The FA will try to speed up passing Online Harms Bill targeting abuse

The FA will lean on the Government to try to speed up passing the Online Harms Bill targeting sickening social media abuse amid fears it could drag out until next YEAR

  • English football is planning its next move against the rising online abuse problem
  • Laws are being brought in to fine social media companies for failing to combat it
  • Culture Secretary Oliver Dowden insists the bill will be introduced by December
  • There are concerns it will be well into 2021 before the laws can be fully enforced 

The FA will pressure the Government to fast-track the Online Harms Bill amid fears the process could run well into 2022.

English football is plotting its next move in the fight against online abuse players receive after the conclusion of the historic social media boycott on Monday night.

Whitehall is currently in the process of introducing legislation that could see social media companies such as Twitter and Instagram fined tens of millions of pounds for failure to sufficiently combat online abuse.

There are fears the process of formaliy introducing the Online Harms Bill will run into 2022

Culture Secretary Oliver Dowden insists the bill will be introduced by the end of December 

Culture secretary Oliver Dowden insists the bill will be introduced by the end of December, but there are concerns that it could be well into next year before new laws can be fully enforced. 

Plans to introduce new online regulations are set to be officially unveiled in the Queen’s Speech next Tuesday with hope Parliamentary discussions in the House of Commons can conclude by the end of autumn and introduced by the end of 2021.

The Online Harms Bill must be awarded Royal Assent in the House of Lords for it to become a UK Act, and there is concern the entire process will go well into 2022.

A social media blackout movement was carried out over the weekend to raise awareness

The blackout comes as Facebook were again accused of turning a blind eye to discrimination

Once the bill is passed, Ofcom will be tasked with enforcing the new legislation — which will likely add more time to the process.
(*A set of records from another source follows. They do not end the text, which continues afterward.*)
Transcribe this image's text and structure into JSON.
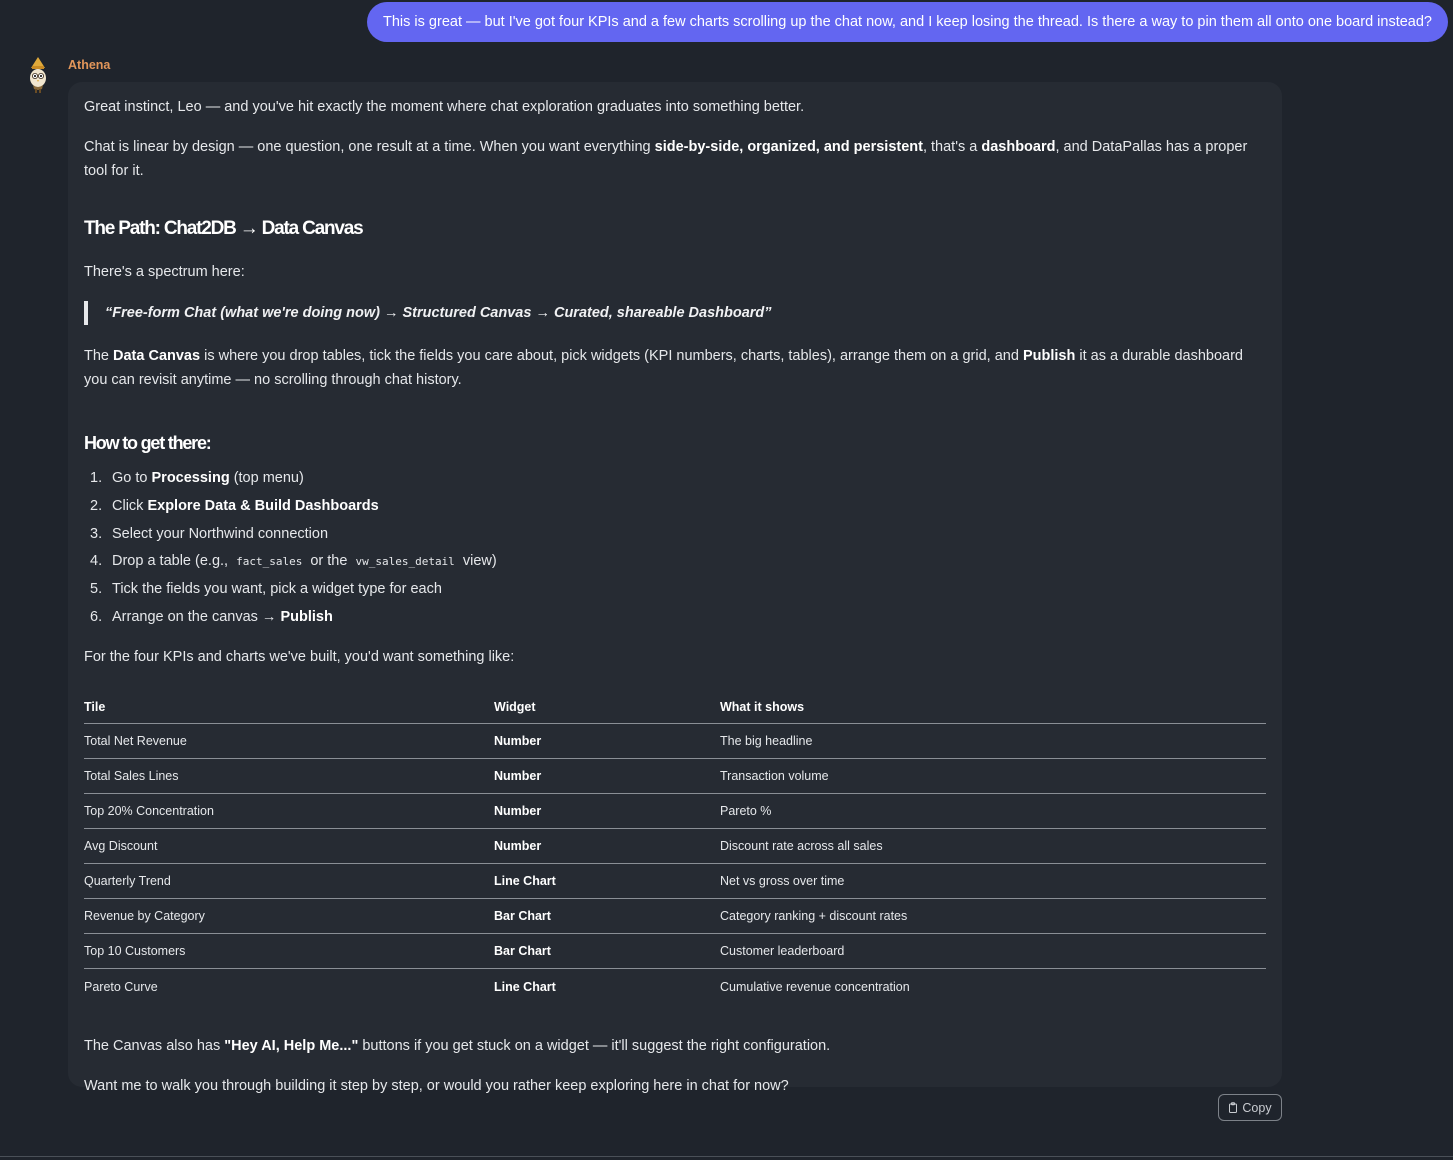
{
  "user_message": "This is great — but I've got four KPIs and a few charts scrolling up the chat now, and I keep losing the thread. Is there a way to pin them all onto one board instead?",
  "assistant": {
    "name": "Athena",
    "intro": "Great instinct, Leo — and you've hit exactly the moment where chat exploration graduates into something better.",
    "chat_p": {
      "a": "Chat is linear by design — one question, one result at a time. When you want everything ",
      "b": "side-by-side, organized, and persistent",
      "c": ", that's a ",
      "d": "dashboard",
      "e": ", and DataPallas has a proper tool for it."
    },
    "heading_path": "The Path: Chat2DB → Data Canvas",
    "spectrum": "There's a spectrum here:",
    "quote": "“Free-form Chat (what we're doing now) → Structured Canvas → Curated, shareable Dashboard”",
    "canvas_p": {
      "a": "The ",
      "b": "Data Canvas",
      "c": " is where you drop tables, tick the fields you care about, pick widgets (KPI numbers, charts, tables), arrange them on a grid, and ",
      "d": "Publish",
      "e": " it as a durable dashboard you can revisit anytime — no scrolling through chat history."
    },
    "heading_how": "How to get there:",
    "steps": {
      "s1": {
        "num": "1.",
        "a": "Go to ",
        "b": "Processing",
        "c": " (top menu)"
      },
      "s2": {
        "num": "2.",
        "a": "Click ",
        "b": "Explore Data & Build Dashboards"
      },
      "s3": {
        "num": "3.",
        "a": "Select your Northwind connection"
      },
      "s4": {
        "num": "4.",
        "a": "Drop a table (e.g., ",
        "code1": "fact_sales",
        "mid": " or the ",
        "code2": "vw_sales_detail",
        "c": " view)"
      },
      "s5": {
        "num": "5.",
        "a": "Tick the fields you want, pick a widget type for each"
      },
      "s6": {
        "num": "6.",
        "a": "Arrange on the canvas → ",
        "b": "Publish"
      }
    },
    "four_p": "For the four KPIs and charts we've built, you'd want something like:",
    "table": {
      "headers": {
        "tile": "Tile",
        "widget": "Widget",
        "shows": "What it shows"
      },
      "rows": [
        {
          "tile": "Total Net Revenue",
          "widget": "Number",
          "shows": "The big headline"
        },
        {
          "tile": "Total Sales Lines",
          "widget": "Number",
          "shows": "Transaction volume"
        },
        {
          "tile": "Top 20% Concentration",
          "widget": "Number",
          "shows": "Pareto %"
        },
        {
          "tile": "Avg Discount",
          "widget": "Number",
          "shows": "Discount rate across all sales"
        },
        {
          "tile": "Quarterly Trend",
          "widget": "Line Chart",
          "shows": "Net vs gross over time"
        },
        {
          "tile": "Revenue by Category",
          "widget": "Bar Chart",
          "shows": "Category ranking + discount rates"
        },
        {
          "tile": "Top 10 Customers",
          "widget": "Bar Chart",
          "shows": "Customer leaderboard"
        },
        {
          "tile": "Pareto Curve",
          "widget": "Line Chart",
          "shows": "Cumulative revenue concentration"
        }
      ]
    },
    "hey_p": {
      "a": "The Canvas also has ",
      "b": "\"Hey AI, Help Me...\"",
      "c": " buttons if you get stuck on a widget — it'll suggest the right configuration."
    },
    "want_p": "Want me to walk you through building it step by step, or would you rather keep exploring here in chat for now?"
  },
  "copy_button": {
    "label": "Copy",
    "icon": "clipboard-icon"
  },
  "colors": {
    "background": "#1f242c",
    "bubble": "#262b33",
    "user_bubble": "#6366f1",
    "assistant_name": "#e2965a"
  }
}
Ofcom are still to appoint a new chairman, which could add further delays.

FA chiefs will call on the Government to expedite the bill while also urging Parliament to ensure the new laws are tough enough to tackle the issue.

While there is an acknowledgement within English football that the success of the social media boycott is virtually impossible to measure, the FA are determined to pressurise the Government and social media firms to ensure change happens.

The governing body will this morning reaffirm their position to fight not only online racial abuse but all types of discriminatory posts directed at players after extensive discussions with a host of players.